The main constraints were low latency, fixed-point representation, and efficient resource usage. Synthesis was performed on Basys3 using Vivado, and Q16 fixed-point representation was used throughout.
ReLU and Leaky ReLU
ReLU was the simplest function: output the input when it is positive and output 0 otherwise. This can be implemented directly with a conditional operator, giving a latency of one cycle.
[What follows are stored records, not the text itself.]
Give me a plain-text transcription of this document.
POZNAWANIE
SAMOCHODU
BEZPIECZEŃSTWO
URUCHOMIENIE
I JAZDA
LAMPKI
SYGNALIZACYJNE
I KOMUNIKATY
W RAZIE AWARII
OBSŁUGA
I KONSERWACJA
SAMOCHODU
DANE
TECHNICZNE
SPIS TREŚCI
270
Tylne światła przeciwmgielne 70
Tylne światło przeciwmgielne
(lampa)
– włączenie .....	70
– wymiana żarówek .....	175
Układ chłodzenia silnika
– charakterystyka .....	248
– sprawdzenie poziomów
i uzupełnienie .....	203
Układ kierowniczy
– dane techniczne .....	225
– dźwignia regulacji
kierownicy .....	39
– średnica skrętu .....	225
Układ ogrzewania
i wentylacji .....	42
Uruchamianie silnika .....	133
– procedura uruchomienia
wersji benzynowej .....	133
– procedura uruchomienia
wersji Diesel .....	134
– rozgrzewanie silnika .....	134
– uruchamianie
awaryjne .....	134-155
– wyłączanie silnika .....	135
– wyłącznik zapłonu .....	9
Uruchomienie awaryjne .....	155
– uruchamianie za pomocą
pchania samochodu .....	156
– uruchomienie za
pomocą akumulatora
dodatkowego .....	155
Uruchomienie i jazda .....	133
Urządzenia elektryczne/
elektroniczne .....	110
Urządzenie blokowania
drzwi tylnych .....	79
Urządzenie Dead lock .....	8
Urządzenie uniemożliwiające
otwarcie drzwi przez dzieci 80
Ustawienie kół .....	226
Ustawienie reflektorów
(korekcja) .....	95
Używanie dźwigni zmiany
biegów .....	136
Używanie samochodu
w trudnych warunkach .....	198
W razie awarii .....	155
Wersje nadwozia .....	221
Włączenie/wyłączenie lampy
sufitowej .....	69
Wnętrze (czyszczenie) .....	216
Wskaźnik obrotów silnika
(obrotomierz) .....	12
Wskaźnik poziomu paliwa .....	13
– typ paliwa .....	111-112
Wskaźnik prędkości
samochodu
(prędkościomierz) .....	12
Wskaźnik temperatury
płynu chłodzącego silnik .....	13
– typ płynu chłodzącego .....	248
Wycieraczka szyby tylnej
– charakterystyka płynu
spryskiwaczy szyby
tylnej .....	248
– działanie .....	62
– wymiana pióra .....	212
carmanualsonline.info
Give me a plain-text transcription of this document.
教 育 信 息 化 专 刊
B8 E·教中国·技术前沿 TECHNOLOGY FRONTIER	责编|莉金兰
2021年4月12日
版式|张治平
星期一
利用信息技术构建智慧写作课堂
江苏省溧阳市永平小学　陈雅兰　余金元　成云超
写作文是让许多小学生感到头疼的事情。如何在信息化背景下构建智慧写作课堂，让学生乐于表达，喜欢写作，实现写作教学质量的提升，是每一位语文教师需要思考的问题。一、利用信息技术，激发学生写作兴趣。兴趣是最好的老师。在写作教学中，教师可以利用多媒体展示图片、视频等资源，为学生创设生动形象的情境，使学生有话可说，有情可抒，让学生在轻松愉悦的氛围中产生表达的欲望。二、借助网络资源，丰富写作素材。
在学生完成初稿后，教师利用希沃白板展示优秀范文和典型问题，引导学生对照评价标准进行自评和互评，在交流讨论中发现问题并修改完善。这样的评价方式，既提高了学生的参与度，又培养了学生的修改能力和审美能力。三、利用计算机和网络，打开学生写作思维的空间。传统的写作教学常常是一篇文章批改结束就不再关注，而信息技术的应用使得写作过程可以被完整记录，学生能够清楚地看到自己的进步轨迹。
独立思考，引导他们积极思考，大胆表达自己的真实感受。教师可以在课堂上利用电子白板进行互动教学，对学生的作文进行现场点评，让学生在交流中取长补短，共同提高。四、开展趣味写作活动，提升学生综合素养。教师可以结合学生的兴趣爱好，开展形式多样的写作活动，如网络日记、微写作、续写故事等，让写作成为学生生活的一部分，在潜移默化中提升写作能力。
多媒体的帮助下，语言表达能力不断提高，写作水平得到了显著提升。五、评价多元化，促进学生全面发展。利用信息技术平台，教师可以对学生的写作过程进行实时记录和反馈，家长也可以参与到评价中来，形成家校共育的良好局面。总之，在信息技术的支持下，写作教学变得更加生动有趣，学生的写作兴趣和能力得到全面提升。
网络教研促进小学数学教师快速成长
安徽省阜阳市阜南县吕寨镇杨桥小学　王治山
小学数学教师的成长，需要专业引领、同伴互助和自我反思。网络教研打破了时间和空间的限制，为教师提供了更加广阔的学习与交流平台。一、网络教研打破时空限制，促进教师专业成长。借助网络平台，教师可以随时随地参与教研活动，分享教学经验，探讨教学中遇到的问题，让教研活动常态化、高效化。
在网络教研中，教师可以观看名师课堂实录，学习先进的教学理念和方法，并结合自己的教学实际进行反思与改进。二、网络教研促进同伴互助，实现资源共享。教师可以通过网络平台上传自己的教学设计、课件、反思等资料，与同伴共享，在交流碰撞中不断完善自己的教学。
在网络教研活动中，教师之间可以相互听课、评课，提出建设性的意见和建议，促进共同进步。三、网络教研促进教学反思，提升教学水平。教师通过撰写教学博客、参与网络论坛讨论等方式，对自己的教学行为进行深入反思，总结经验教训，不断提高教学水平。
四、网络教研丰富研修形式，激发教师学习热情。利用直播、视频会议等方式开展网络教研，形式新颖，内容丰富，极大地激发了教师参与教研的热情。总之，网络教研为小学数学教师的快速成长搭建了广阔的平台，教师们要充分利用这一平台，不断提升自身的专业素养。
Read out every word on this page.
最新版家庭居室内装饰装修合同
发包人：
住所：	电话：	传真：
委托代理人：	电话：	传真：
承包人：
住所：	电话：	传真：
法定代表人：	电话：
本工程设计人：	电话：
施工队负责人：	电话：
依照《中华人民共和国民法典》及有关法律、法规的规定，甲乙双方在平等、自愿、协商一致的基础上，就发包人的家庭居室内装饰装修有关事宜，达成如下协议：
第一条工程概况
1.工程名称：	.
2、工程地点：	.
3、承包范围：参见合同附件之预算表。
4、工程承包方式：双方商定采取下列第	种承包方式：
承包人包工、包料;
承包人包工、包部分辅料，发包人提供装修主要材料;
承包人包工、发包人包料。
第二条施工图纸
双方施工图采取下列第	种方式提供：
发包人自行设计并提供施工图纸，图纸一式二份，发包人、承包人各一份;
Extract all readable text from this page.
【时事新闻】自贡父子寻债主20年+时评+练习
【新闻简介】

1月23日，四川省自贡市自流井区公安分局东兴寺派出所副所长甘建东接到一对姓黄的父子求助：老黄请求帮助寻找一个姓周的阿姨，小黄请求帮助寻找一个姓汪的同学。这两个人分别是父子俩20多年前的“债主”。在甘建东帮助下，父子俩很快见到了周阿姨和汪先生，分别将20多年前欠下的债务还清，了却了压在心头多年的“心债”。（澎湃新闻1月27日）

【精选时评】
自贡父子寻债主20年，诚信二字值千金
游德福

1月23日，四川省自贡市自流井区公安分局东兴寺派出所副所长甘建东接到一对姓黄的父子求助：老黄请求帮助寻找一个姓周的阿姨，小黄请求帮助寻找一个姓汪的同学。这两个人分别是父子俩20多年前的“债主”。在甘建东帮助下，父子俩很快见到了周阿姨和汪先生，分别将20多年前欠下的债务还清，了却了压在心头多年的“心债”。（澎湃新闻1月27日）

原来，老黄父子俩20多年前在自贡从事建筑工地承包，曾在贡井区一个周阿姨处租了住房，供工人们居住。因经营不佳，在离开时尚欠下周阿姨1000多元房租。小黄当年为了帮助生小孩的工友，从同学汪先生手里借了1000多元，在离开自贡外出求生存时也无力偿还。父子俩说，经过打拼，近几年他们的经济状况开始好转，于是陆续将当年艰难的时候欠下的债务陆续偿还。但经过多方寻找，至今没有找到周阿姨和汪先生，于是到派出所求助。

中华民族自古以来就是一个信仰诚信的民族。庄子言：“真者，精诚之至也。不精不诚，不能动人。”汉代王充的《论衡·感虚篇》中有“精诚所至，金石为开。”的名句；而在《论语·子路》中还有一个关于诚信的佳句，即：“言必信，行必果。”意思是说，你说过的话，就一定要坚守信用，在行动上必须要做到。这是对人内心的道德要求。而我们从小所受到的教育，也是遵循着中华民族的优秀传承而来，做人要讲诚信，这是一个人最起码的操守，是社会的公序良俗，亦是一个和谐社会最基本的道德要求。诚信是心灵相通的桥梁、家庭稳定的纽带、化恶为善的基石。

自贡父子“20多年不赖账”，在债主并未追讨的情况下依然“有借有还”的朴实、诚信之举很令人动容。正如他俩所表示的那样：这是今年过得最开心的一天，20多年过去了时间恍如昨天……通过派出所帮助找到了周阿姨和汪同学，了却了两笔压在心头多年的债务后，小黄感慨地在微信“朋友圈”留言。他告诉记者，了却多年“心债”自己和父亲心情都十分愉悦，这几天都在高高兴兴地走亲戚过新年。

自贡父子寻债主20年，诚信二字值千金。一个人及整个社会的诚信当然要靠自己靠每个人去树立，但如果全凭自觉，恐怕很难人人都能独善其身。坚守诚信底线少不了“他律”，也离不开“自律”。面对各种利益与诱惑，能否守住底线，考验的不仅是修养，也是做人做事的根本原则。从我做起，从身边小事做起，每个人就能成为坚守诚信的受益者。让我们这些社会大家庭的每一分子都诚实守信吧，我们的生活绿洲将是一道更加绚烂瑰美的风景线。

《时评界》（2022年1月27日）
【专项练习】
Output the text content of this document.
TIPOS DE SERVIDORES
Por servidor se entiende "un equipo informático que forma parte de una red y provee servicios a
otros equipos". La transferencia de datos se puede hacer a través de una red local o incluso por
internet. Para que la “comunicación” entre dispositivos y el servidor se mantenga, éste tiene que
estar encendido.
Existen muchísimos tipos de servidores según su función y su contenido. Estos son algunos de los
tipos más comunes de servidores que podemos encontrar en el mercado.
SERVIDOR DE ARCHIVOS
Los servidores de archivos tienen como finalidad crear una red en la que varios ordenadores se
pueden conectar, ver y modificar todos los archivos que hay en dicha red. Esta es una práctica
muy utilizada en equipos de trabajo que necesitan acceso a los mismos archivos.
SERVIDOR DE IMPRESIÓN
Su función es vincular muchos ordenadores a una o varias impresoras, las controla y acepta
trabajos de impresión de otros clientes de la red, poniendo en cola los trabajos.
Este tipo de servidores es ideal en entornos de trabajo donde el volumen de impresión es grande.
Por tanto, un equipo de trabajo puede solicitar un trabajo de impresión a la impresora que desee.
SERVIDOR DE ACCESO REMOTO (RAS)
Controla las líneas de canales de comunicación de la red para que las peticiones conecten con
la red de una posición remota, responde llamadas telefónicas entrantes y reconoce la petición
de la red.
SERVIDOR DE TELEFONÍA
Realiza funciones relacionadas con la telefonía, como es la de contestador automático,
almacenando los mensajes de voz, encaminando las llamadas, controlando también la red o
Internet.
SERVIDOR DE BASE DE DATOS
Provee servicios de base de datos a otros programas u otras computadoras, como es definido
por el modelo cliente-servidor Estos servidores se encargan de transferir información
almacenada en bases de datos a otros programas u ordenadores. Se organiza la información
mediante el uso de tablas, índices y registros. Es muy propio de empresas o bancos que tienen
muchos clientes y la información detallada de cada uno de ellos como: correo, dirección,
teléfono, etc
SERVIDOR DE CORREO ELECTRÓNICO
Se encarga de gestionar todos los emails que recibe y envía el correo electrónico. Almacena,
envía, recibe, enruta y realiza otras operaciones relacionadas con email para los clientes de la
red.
Leaky ReLU is similar, except negative inputs are scaled by a constant alpha. The problem allowed contestants to choose alpha. To avoid multipliers, I used alpha = 0.125, which can be implemented as a right shift by 3 bits. This also achieved one-cycle latency.
Sigmoid Approximation
For sigmoid, I used a five-segment piecewise linear approximation:
x < -3 -> 0
-3 <= x < -1 -> 0.125x + 0.375
-1 <= x < 1 -> 0.25x + 0.5
1 <= x < 3 -> 0.125x + 0.625
x >= 3 -> 1
All multiplications were implemented using shifts. This eliminated multiplier usage while keeping the approximation simple enough for one-cycle latency.
Tanh Approximation
The tanh function needed a finer approximation, so I used seven piecewise segments:
x < -2 -> -1
-2 <= x < -1 -> 0.25x - 0.5
-1 <= x < -0.5 -> 0.5x - 0.25
-0.5 <= x < 0.5 -> x
0.5 <= x < 1 -> 0.5x + 0.25
1 <= x < 2 -> 0.25x + 0.5
x >= 2 -> 1
Again, all scaling was shift-based. The goal was to improve accuracy over sigmoid while keeping the hardware implementation compact.
Result
All four activation functions were implemented with one-cycle latency. The bit-shift-based scaling removed the need for multipliers, reducing DSP usage to 0.
The main lesson was that hardware implementation changes how we think about familiar ML functions. In software, multiplying by a small constant is ordinary. In hardware, choosing constants that map cleanly to shifts can make the design simpler, faster, and more resource-efficient.